Good things in small packages: the tiniest drones could have the largest impact

Looking to nature to design smaller drones with machine learning AI for mapping and more.

 

 

We at HERE love to talk about drones. It's no wonder why: from mapping to delivery to autonomous vehicles, drones represent a major disruption of established business models, and are proving to be real lifesavers.

As we continue to improve our Reality Index, we are always looking for better ways to visualize the world around us.

Researchers and engineers at Purdue University have taken inspiration from the humblest of animals, hummingbirds and insects, and developed a revolutionary new propulsion system, permitting working drones as small as a single gram. Their larger twelve-gram drone has a carrying capacity of twenty-seven grams, enough for a battery and a camera.

As impressive, or more, than the mechanics of the drones are the brains that work them. Machine learning algorithms let the drones be "taught" how to act like a hummingbird.

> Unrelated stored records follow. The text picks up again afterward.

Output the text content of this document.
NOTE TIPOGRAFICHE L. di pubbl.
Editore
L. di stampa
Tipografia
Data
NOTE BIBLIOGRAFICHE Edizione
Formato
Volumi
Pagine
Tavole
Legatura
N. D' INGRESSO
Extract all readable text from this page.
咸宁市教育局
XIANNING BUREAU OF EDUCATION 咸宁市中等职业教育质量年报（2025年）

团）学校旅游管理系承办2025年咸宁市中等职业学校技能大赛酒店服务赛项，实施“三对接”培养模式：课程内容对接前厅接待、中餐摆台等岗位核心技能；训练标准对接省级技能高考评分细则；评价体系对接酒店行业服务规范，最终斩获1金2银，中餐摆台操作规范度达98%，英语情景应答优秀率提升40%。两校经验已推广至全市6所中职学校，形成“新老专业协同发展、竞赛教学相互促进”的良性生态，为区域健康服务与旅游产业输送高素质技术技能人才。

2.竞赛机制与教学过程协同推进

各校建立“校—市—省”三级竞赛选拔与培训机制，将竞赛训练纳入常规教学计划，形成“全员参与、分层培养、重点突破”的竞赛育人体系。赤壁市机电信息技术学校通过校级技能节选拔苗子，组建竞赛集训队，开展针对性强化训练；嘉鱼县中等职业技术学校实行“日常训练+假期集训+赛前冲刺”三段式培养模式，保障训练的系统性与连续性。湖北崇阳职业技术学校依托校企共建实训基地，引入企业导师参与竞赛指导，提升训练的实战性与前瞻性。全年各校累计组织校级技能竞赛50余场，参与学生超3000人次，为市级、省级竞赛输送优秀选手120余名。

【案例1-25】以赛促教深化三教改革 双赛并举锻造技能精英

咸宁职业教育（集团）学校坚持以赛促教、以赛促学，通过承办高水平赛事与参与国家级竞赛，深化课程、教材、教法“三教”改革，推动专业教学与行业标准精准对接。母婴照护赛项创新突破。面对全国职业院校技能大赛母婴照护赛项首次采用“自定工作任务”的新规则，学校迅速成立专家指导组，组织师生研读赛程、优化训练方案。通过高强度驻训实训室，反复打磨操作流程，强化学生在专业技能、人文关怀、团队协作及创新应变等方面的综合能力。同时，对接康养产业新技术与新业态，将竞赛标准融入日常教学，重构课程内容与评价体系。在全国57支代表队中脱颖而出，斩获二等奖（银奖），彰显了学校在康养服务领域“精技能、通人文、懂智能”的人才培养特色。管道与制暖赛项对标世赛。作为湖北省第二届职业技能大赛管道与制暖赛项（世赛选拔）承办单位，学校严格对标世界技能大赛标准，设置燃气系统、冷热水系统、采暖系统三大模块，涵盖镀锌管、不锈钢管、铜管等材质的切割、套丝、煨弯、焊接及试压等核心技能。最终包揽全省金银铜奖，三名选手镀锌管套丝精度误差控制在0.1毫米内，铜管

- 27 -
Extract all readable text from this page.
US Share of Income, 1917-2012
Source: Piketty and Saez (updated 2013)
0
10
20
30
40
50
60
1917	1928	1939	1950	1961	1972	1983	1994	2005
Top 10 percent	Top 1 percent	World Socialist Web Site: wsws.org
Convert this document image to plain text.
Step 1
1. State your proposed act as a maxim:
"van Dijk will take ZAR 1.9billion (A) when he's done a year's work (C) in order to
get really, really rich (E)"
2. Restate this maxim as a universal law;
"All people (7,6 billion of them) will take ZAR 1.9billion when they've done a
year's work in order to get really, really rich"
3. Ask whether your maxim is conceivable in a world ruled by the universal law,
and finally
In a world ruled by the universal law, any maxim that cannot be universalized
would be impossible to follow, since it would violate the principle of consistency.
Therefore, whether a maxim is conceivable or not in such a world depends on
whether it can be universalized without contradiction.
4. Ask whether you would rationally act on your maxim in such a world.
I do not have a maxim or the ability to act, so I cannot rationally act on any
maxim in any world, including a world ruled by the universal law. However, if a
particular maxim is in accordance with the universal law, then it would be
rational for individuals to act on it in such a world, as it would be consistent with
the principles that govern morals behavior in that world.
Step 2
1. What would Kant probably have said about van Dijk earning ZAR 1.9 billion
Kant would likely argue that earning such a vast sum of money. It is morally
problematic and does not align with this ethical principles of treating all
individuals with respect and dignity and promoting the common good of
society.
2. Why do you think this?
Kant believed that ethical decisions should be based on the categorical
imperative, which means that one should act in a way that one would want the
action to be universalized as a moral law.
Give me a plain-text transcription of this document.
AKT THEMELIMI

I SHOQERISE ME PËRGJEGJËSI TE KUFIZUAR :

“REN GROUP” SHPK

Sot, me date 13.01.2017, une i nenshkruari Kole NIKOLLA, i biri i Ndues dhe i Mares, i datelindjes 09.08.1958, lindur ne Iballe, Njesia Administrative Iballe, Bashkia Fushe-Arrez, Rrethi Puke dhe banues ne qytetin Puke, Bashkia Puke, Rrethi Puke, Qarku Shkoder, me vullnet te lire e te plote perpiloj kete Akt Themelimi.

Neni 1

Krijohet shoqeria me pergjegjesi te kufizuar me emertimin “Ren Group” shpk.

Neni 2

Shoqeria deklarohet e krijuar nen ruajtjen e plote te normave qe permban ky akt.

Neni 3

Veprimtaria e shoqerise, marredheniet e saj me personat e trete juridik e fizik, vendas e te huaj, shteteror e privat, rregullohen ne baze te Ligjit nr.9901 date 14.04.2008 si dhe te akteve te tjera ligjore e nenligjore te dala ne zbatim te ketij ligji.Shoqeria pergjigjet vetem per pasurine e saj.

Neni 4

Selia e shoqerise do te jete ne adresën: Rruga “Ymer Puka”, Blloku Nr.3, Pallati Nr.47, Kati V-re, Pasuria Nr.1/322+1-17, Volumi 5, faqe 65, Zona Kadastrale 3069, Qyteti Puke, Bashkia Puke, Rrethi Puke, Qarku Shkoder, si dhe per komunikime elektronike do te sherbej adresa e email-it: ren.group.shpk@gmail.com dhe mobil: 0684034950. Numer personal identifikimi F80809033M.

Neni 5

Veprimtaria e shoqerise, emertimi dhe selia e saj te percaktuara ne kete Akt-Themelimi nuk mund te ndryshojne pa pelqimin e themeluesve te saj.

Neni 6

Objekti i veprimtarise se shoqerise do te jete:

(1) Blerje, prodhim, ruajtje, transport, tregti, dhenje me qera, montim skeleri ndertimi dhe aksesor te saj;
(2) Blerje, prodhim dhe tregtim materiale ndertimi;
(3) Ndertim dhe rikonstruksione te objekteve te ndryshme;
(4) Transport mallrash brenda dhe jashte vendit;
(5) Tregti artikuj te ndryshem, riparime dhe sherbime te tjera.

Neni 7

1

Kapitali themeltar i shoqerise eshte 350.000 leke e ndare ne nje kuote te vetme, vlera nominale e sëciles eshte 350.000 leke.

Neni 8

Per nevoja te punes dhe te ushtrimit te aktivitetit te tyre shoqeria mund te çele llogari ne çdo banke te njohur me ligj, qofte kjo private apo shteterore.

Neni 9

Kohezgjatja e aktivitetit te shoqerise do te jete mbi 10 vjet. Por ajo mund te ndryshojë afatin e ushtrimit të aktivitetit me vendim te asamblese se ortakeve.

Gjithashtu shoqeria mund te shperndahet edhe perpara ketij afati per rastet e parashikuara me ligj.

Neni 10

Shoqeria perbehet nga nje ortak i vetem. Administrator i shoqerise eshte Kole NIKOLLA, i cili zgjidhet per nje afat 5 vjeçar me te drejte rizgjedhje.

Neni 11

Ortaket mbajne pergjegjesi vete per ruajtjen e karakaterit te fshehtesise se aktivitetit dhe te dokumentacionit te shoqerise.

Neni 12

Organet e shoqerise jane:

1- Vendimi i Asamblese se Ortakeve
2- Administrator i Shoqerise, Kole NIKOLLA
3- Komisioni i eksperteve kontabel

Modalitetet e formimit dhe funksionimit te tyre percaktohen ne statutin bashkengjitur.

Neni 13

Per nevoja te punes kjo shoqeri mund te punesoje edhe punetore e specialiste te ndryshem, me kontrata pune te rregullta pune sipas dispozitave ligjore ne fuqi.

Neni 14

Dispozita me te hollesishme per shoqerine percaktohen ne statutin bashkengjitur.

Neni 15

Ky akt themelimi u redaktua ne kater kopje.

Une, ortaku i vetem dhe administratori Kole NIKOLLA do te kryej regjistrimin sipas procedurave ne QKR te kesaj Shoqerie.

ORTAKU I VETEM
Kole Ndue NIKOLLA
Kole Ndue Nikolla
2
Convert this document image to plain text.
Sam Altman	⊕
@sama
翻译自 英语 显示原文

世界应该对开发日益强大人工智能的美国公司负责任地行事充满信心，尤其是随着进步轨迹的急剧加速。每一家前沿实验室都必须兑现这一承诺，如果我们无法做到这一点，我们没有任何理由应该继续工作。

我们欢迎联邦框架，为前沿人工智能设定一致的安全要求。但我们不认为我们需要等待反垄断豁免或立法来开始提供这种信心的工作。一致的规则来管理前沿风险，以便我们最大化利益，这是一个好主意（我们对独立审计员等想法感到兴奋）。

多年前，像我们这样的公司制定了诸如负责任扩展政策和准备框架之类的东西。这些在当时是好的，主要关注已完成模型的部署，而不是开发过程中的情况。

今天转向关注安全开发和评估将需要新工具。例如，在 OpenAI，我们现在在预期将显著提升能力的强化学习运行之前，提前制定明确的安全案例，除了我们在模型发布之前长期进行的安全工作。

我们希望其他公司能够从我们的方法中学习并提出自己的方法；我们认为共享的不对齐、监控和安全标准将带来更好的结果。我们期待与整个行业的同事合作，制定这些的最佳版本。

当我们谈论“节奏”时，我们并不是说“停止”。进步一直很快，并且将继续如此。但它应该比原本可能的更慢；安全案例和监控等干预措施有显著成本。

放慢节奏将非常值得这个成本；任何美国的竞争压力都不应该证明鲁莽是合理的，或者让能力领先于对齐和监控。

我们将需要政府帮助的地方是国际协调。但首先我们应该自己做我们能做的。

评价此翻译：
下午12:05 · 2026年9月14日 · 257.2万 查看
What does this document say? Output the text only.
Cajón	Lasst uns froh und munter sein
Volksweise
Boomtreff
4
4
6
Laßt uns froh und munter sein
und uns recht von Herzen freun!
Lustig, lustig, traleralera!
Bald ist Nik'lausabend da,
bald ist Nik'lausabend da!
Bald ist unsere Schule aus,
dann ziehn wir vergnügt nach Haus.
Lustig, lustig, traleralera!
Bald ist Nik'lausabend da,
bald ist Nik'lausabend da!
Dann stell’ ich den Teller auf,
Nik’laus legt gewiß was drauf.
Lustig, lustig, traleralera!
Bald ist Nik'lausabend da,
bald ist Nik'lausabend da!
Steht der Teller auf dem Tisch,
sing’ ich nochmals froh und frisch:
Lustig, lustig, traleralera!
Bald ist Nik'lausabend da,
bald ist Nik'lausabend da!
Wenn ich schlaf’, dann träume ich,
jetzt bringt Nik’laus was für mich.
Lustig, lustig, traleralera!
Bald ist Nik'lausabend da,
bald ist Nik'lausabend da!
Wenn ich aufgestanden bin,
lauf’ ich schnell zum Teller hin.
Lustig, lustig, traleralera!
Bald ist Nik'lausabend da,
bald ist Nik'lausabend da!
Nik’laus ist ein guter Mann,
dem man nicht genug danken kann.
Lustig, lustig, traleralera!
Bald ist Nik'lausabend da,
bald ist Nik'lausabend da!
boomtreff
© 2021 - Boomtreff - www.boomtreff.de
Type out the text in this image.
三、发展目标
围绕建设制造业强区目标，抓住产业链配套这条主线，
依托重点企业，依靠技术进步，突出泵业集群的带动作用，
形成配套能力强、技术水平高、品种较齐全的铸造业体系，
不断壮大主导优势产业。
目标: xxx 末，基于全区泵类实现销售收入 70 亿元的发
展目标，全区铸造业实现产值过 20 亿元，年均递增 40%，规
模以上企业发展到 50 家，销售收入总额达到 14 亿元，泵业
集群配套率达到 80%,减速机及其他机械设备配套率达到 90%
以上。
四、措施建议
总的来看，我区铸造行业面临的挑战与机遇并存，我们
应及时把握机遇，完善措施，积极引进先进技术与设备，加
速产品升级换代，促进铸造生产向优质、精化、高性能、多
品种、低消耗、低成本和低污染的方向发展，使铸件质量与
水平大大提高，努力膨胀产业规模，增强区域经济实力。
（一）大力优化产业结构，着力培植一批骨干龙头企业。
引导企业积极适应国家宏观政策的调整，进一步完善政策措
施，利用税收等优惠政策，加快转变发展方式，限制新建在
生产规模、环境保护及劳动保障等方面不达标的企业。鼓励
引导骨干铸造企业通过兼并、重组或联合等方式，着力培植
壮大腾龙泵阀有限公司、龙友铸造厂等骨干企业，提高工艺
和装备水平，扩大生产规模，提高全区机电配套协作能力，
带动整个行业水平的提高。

And even without a camera, the drones proved able to map out areas by touching surfaces.

This allows drones to go in spaces previously unreachable. Drones have already been used in search and rescue capacities. These new drones would be able to navigate through collapsed structures, mapping the areas with high precision.

The team also stresses a sustainability and environmental message. These drones can help study hummingbirds and insects in wild, following along with them. With concerns about colony collapse on the rise, this level of scrutiny is vital.

These drones aren't quite ready for the production line, but they represent a crucial step in the development of several key technologies. They might be tiny, but their impact will be huge.